Tuesday 16 October 2012

I AM A FINANCIALLY INDEPENDENT WOMEN



MY MARRIAGE:-

Today I got my final result. I rushed home to share it with my parents. I flung the door open and shouted "Ma I got 68%, the treat should be biryani". But she looked embarrassed by my behavior and dragged me to the bedroom, dressed me up with a green sari and handed me a plate full of pakoras and 5 cups of tea. Before I could say anything, she escorted me to the drawing room where my baba (father) was having a discussion with 4 unknown people in a very obliged tone. Ma (mother) pushed me to offer the pakoras and tea to them. Then, they started asking me different questions about my likes and dislikes. Before I could understand anything, they congratulated us and each other and left the house.

My marriage got fixed and was scheduled on 19th of November. The whole house started buzzing with people. My ears heard their hum, but couldn't understand what all the fuss was about. In all this, I remained silent. I tried to shout at a top of my voice that I don't want to marry now. I had my career to build. I had my dreams waiting for me, to get fulfilled. But I felt my voice choked. I stood in the middle and remained dumb. I could only see the glittering eyes of my parents. I dropped a tear and said "Here start my journey of sacrifices".
[In our typical Indian society, parents think that marriage of their little girl is the most important thing. It’s a responsibility, which every girl parents’ grant as a sole requirement of her. Career building is always optional, if the girls’ in-laws allow her.]
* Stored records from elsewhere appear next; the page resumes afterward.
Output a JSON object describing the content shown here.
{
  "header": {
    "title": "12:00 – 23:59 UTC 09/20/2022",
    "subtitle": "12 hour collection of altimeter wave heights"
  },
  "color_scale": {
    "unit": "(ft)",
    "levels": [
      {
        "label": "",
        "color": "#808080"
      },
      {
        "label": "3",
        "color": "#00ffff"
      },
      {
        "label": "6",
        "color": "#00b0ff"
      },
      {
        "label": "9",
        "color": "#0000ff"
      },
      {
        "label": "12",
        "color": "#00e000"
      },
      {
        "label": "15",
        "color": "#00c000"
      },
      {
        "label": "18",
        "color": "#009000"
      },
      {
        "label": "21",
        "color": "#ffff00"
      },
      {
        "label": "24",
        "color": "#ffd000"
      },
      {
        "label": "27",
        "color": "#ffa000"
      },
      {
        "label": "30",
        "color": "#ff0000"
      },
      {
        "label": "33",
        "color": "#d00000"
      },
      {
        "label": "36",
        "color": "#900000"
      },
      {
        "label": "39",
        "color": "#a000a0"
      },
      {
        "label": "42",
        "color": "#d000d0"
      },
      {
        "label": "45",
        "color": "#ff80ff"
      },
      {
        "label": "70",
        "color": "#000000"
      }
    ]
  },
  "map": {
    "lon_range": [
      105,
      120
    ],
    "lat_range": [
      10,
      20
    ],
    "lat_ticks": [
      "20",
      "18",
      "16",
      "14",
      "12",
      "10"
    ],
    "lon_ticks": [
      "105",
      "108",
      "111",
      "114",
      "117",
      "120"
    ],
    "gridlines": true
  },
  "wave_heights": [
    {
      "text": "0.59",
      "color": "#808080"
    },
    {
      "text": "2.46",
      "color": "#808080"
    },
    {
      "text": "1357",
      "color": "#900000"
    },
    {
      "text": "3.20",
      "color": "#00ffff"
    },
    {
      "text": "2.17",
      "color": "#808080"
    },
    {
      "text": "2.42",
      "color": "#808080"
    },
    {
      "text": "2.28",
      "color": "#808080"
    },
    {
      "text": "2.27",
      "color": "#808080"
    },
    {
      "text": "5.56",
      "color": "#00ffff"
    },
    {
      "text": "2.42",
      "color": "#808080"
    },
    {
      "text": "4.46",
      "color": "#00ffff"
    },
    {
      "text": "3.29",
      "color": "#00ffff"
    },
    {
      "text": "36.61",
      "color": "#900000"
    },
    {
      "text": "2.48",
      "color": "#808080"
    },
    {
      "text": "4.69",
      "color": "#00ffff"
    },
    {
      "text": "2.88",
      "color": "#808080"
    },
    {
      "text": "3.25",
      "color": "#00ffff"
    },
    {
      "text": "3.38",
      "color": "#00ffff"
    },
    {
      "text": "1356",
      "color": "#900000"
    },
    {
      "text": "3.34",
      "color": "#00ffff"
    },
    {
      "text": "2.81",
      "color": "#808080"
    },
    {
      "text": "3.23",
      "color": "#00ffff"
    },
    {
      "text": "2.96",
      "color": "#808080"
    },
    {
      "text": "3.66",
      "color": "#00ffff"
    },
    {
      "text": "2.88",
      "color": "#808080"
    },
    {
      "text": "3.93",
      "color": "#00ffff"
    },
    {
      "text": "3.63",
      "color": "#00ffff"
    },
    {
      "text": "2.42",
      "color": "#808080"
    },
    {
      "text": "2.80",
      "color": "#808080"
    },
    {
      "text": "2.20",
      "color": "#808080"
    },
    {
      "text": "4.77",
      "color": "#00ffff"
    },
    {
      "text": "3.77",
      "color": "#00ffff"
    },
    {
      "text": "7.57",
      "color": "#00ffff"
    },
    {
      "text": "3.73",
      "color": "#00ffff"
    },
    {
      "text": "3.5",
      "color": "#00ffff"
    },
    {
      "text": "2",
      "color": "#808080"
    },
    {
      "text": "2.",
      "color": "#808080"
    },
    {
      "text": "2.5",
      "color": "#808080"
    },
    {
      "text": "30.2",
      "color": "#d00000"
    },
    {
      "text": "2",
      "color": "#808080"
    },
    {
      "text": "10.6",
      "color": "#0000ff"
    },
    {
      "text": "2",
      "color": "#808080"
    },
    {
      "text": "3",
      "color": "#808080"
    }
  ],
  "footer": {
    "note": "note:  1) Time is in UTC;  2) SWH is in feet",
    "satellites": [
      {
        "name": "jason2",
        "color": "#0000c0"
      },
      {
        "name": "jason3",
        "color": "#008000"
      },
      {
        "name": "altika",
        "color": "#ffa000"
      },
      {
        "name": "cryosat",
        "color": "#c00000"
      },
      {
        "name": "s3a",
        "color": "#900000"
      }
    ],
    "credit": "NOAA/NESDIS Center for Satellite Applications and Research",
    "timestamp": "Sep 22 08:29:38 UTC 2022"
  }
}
Days turned into months and I got married. My father-in-law got a transportation business and my husband Rahul, is a custom officer. They earn more than enough for the family. There was no need of any lady member of the family to go out for any job. But it was not about having a job. It was all about my career, identity and existence. I did my M.A. in geology not just to cook food. I couldn’t  be like my mother-in-law, who sacrificed her teaching career as a geography teacher in KVs for the family. Days passed by and the urge to build my career made me impatient. My daily household work was monotonous to me.
[Most of the women after marriage get so busy in learning the house-hold works, adapting the family customs, updating the knowledge about their husband and in-laws choices, they keep forgetting their dreams]


I
t was Saturday night. My mother-in-law was teaching me how to cook chicken razzela. She was giving me tips how to manage the house. I suddenly popped the question to her, "Majhi, in all these years, you never felt to build your career?" She became stunt and after few seconds looked at me. Her eyes said everything. But that day it was like nobody can stop me to speak out my feelings. I said, "I want to build my career. I got an offer of project assistant in GSI. They will be paying me 12000/- per month. Can I do it?" She was silent. I completed marinating the chicken and kept it aside. She told me to leave it for the night. We all had our dinner. She asked me to bring the desert. I was alone in the kitchen with questions pumping into my head. Would I be allowed to pursue my career? Was she upset with me? Did every woman have to scarify their dreams after marriage? Was there no professional future for any women? I served the desert. Suddenly my father-in-law stood up and hugged me. I stood there confused. With a smiling face he said, "Beta you are like a daughter to us. You can do whatever you like. Go ahead and build your career, we all are there with you." I was overwhelmed. Tears rolled down from my ears. I didn’t know what she had said or how she did it, but I was really happy.
[An educated woman, as an in-law in a family, plays a vital role. They can understand the urge, to build a career, by the young female members of the family. It leads to women empowerment in India]

I went to sleep and waited for the morning. I prayed and thanked to god in whatever possible ways. I knew it would be hard for me to manage both my family and work, but it was not impossible. I felt blessed to have such in-laws as I know a lot of women have to sacrifice their dreams after marriage. In this male dominated world it was always tough for a married woman to go ahead with their career. Different responsibilities come upon them. It takes years to adjust and get accustomed with the in-laws. And, with these years passing by their dreams fades too. These thoughts kept buzzing in my head and I didn't know when I was asleep.